Asia Funds Management Passport
Something that would be of great interest to fund managers is the concept of an Asia Region Funds Management Passport.
This idea comes from a recent report commissioned by the Government specifically examining how we can become a stronger financial services hub.
The Passport would be similar in concept to the UCITS (pronounced You-sits) arrangement that exists in the European Union.
It would provide a multilaterally agreed arrangement for allowing the cross border marketing of funds across participating countries. And it would obviously also help develop jobs, skills, capital flows and better regional control of funds management regulations that do cross borders. It should also help lower fees in the industry – thereby doing the right thing by consumers.
We have a strong economic base and a strong outlook common to both countries. We need to properly understand and earnestly discuss this to ensure we neither take our complimentary circumstances for granted nor misunderstand why we have the strong platform we now do.
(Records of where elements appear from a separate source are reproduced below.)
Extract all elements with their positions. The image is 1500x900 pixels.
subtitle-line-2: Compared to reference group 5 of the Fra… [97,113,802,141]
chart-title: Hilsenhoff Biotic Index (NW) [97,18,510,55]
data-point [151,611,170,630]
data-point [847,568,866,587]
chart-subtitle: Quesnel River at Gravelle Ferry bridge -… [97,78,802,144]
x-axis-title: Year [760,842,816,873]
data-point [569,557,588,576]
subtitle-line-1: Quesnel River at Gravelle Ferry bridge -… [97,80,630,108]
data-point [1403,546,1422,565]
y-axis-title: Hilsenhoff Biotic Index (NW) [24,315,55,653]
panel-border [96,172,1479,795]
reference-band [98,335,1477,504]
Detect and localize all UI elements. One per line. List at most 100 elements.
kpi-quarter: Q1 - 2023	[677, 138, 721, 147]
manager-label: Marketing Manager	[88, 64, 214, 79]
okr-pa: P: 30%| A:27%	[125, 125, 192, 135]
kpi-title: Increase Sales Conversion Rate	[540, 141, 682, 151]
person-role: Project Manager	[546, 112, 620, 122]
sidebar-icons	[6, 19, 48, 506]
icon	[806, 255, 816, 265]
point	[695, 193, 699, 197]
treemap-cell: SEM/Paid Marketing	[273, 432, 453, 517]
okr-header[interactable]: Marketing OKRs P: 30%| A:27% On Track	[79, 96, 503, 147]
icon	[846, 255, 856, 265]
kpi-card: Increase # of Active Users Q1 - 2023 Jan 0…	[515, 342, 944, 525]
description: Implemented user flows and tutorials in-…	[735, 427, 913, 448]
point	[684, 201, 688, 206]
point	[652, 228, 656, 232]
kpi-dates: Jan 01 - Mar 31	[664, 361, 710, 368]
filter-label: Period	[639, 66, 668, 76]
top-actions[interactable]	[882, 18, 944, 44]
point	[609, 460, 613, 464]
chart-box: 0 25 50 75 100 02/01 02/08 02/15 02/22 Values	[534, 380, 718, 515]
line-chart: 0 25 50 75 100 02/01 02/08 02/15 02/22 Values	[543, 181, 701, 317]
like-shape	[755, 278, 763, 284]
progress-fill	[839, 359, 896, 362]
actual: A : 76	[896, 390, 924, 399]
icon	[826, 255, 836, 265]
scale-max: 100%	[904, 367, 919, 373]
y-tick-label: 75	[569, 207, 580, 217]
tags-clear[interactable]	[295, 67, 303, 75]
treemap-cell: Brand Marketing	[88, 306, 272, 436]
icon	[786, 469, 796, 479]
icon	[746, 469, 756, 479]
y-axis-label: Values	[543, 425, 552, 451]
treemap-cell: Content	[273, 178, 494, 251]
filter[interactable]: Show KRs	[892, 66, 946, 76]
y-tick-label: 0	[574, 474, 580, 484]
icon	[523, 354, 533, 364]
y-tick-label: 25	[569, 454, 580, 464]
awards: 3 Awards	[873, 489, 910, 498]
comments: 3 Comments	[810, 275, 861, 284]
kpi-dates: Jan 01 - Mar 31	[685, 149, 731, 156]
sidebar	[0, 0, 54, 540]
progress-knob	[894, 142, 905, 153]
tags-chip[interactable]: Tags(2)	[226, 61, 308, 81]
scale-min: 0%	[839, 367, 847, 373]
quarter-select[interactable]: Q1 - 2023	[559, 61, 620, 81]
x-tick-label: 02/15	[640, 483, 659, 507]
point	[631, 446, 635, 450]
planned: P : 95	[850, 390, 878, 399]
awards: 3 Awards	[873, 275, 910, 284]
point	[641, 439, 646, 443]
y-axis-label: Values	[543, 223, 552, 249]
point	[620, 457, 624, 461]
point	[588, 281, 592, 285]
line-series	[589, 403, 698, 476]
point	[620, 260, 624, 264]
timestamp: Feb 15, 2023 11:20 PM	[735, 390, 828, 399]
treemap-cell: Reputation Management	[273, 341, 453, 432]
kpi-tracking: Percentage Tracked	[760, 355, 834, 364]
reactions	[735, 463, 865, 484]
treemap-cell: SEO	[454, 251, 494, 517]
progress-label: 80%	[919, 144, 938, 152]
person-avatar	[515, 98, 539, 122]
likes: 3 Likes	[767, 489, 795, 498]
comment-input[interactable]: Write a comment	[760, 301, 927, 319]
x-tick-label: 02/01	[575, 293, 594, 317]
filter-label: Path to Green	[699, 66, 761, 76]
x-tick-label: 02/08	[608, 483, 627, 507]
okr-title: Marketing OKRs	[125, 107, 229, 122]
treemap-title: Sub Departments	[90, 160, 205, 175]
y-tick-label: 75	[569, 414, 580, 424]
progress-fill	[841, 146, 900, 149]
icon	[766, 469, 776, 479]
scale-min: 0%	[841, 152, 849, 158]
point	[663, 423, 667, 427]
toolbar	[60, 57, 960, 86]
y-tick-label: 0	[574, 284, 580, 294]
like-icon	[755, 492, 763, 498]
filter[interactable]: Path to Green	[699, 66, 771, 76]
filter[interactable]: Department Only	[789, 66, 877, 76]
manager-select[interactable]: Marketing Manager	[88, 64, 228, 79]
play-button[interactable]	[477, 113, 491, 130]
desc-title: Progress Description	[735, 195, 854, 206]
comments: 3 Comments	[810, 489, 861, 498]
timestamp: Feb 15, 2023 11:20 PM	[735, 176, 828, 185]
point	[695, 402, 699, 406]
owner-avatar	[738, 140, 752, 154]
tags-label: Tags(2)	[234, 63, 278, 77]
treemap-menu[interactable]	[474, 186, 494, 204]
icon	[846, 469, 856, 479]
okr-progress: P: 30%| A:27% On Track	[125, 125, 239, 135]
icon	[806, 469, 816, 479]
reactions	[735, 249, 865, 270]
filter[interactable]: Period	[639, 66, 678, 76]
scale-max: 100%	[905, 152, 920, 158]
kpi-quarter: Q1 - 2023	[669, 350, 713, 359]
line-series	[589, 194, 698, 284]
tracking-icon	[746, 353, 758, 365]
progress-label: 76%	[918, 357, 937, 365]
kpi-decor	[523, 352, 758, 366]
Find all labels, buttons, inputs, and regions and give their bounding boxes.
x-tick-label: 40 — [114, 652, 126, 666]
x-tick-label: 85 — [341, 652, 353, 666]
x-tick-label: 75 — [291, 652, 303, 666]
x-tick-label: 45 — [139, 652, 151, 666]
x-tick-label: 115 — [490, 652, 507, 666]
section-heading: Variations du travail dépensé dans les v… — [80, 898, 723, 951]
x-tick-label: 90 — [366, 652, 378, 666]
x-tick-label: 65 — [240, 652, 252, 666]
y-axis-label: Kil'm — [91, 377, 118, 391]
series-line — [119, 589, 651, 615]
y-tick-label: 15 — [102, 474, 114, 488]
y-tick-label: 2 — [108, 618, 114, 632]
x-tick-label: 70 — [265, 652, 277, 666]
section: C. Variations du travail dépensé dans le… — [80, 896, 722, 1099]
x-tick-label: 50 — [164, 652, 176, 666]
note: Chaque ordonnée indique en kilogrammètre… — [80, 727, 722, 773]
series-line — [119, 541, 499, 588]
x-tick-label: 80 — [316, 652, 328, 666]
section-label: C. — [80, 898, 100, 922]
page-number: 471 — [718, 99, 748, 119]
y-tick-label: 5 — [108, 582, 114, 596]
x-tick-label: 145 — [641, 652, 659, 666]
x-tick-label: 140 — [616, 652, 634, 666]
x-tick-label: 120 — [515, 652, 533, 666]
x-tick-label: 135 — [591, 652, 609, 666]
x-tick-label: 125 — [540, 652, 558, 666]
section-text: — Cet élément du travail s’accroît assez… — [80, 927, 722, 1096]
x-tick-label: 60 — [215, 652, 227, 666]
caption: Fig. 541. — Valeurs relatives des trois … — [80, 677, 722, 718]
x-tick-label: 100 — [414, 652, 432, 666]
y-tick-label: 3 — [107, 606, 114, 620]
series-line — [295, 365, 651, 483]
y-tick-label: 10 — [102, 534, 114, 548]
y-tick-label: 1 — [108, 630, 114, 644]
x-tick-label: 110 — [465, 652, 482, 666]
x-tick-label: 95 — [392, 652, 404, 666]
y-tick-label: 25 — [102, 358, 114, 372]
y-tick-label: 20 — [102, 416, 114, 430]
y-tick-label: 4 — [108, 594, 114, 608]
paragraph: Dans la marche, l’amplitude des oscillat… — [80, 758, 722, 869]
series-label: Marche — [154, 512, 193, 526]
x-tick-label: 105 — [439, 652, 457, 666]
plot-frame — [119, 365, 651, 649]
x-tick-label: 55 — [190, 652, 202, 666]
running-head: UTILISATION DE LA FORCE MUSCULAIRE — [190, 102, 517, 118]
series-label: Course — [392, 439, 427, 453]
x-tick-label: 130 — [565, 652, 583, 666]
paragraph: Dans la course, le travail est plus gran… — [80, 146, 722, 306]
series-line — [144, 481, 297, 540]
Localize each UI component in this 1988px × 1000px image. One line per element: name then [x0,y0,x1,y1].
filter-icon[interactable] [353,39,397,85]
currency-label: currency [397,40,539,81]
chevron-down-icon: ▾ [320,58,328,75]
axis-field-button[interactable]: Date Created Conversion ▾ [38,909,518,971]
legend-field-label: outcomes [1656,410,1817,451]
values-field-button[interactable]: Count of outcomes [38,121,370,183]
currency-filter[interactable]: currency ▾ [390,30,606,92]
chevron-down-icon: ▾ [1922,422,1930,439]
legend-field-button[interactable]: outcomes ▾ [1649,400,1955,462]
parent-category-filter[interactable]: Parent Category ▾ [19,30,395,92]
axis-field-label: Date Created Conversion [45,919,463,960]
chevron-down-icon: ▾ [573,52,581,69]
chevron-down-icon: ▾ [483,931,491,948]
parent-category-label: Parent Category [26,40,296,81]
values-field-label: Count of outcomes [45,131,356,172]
And as I emphasised at the beginning, we should continue to base our dialogue on the story of respect.
That Chinese visitors are our fourth largest source of tourism (some 366,000 in 2009) is a story of respect.
That the last census showed that Chinese born Australian citizens or residents numbered 203,000 – the fourth largest of our foreign borns after the UK, New Zealand and Italy – this is a story of respect.
That nearly 4 percent of our residents nominated having a Chinese ancestry in 2006. After English, Cantonese is the third most common spoken in our country after Italian and Greek – this also is a story of respect.
These are all facts about our Australia. But they are chapters of a story titled respect.
Australia and China, at all levels of interaction – citizen, academic, business, diplomatic – we must remain committed to ideas and citing opportunities to secure the next chapter of a good economic relationship.
There will be opportunities for Australia to export more manufactured goods as China's domestic consumption gets hungrier not just for raw resources but for more elaborately transformed manufactured parts and goods.
There is a real emerging opportunity for Australia to exploit the advantages of hosting a world leading education system and research and development base – a skills and ideas factory in essence – and help China and many developing economies find the renewable energy and green collar workforce solutions that the world is asking for.
And there is genuine opportunity for Australia to get increasingly comfortable with our cultural and political integration and relationship with China, even if some aspects of this are non-negotiable for us.
We are a country with a minimum wage, compulsory retirement savings, robust work safety laws & practices, a strong public health system, a tradition of, and future commitment to, environmental protection.
These things are not up for negotiation or reduction irrespective of how much Australia grows and despite how much robust competition a global economy throws our way.
Nevertheless as China rises and as China and Australia grow closer - there may be, indeed there will be, some excellent opportunities for Australia to talk more with our Chinese friends about how some of these Aussie institutions deepen social citizenship and in turn we can appreciate the benefits of a rising China.
Thank you for your time and best wishes for your discussions here.